Zhao Cunzhong, head of operation at Alibaba Qianwen Health, believes that AI participation can enhance the dynamic optimization of neural signal decoding and intervention plans in brain-computer devices or products. Meanwhile, brain-computer interfaces provide AI with precise neural data and intervention pathways, extending health management from “physiological indicators on the body surface” to “precise regulation at the central nervous system level,” enabling a deep upgrade of health management.

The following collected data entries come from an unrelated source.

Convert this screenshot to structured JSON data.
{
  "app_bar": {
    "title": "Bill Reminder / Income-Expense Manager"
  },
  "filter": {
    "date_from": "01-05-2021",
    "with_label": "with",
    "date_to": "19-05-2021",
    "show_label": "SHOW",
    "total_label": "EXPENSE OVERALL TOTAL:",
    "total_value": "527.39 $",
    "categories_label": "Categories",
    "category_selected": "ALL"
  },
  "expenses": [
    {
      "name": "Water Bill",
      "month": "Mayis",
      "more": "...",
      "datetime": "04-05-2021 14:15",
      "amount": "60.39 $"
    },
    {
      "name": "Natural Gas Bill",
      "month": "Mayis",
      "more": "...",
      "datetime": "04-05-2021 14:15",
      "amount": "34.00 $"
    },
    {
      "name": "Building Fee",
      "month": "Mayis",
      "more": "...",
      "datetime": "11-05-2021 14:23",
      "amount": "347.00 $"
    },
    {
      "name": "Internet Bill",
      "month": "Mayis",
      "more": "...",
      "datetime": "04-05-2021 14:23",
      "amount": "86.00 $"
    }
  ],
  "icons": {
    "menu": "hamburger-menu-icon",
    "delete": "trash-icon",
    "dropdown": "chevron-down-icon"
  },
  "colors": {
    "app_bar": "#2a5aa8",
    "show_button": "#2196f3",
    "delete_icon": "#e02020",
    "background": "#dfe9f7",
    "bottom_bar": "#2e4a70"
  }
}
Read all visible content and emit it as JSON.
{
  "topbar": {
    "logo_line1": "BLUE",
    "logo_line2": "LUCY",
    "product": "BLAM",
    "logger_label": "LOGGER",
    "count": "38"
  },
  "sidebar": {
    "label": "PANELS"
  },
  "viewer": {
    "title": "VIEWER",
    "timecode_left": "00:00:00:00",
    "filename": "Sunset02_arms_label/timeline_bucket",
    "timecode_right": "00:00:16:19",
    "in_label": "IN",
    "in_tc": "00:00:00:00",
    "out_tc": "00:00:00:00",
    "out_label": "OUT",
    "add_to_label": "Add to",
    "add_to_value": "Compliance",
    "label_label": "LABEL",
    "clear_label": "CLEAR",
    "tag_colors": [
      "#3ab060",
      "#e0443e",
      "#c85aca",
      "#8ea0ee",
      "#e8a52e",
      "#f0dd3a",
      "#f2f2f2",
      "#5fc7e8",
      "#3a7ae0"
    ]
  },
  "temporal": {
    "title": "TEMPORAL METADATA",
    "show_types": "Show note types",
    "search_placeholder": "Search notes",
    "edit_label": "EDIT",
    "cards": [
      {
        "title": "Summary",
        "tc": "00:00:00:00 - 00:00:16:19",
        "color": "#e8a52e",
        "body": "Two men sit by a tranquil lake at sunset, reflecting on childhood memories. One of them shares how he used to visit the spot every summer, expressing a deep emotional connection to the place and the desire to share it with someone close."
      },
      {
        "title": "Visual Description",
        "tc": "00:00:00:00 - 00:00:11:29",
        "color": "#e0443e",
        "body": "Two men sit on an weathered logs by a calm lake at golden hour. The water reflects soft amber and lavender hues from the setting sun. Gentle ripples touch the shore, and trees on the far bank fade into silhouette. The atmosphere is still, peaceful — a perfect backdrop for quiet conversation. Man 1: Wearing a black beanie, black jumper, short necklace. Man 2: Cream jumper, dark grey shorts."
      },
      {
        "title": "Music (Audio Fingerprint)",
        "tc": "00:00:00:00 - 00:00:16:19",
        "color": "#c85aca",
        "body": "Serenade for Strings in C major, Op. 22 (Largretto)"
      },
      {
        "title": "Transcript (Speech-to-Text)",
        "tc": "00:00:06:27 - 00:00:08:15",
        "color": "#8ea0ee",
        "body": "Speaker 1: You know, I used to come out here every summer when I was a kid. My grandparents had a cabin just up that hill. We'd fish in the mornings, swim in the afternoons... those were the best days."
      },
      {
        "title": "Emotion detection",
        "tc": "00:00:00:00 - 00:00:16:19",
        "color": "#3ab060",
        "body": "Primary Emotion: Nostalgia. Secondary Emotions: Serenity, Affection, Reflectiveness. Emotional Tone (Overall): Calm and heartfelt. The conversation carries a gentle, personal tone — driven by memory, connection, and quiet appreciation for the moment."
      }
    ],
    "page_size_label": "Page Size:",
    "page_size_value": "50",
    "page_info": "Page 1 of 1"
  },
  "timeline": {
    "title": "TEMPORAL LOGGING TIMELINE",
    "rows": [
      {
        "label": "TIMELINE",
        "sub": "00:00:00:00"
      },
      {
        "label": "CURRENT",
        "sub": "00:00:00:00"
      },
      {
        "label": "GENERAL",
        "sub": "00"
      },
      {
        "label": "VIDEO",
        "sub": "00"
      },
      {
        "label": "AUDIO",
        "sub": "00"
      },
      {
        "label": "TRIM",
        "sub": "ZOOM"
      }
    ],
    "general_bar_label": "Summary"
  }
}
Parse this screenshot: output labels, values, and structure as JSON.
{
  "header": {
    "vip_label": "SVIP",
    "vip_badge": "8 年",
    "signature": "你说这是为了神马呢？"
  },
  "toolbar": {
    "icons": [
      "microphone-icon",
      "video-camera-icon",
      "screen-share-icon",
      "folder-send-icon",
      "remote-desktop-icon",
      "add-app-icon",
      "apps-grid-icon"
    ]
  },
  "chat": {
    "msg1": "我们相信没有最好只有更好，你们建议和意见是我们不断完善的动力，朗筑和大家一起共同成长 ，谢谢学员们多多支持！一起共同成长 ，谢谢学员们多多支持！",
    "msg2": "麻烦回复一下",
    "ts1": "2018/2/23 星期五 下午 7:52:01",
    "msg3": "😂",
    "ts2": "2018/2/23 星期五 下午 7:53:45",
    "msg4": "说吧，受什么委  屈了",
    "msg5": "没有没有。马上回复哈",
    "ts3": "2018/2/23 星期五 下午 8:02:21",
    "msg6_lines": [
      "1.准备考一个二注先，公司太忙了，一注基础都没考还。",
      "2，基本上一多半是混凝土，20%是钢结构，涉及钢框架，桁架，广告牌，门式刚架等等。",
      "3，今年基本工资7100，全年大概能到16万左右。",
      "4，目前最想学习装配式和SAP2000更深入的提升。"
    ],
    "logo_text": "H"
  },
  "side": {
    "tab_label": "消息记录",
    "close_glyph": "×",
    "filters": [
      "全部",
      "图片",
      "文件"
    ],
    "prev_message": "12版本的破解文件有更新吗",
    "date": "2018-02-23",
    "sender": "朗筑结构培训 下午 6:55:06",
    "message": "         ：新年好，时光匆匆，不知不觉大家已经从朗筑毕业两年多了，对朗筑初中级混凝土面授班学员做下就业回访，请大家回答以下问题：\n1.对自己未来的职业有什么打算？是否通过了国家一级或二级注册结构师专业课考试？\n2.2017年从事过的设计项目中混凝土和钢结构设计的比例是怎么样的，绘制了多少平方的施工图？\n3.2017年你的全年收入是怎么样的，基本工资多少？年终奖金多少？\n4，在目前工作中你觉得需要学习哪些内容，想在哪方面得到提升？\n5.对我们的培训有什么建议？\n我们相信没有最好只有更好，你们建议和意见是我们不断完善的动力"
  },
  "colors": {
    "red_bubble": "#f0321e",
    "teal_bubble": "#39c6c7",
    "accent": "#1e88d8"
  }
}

For example, in neurological rehabilitation, AI-enabled brain-computer devices can transmit decoded movement intentions to assistive devices like exoskeletons, enabling limb movement functions, restoring upper limb mobility, and recording training data to evaluate rehabilitation effects, forming a “training-evaluation-adjustment” closed loop.

Another example is in neurological disease management: AI can dynamically perceive pathological neural signals through closed-loop brain-computer interfaces in diseases like Parkinson’s, automatically adjusting deep brain stimulation (DBS) parameters to precisely suppress symptoms like tremors and bradykinesia, improving intervention effectiveness," Zhao said.

Fernando Goldenberg, co-director of the Stroke Center at the University of Chicago Medical Center, proposed using AI to drive clinical decision-making in neuroscience, including predicting hypoxic-ischemic brain injury (HIBI) after cardiac arrest, spontaneous intracerebral hemorrhage (ICH) prediction, and deriving key conclusions for blood pressure management and PBI (penetrating brain injury) scoring. “The core value of these imaging-based predictive models lies in converting images into time-series data rather than single reports, helping doctors identify worsening conditions earlier and better match treatment with disease progression.”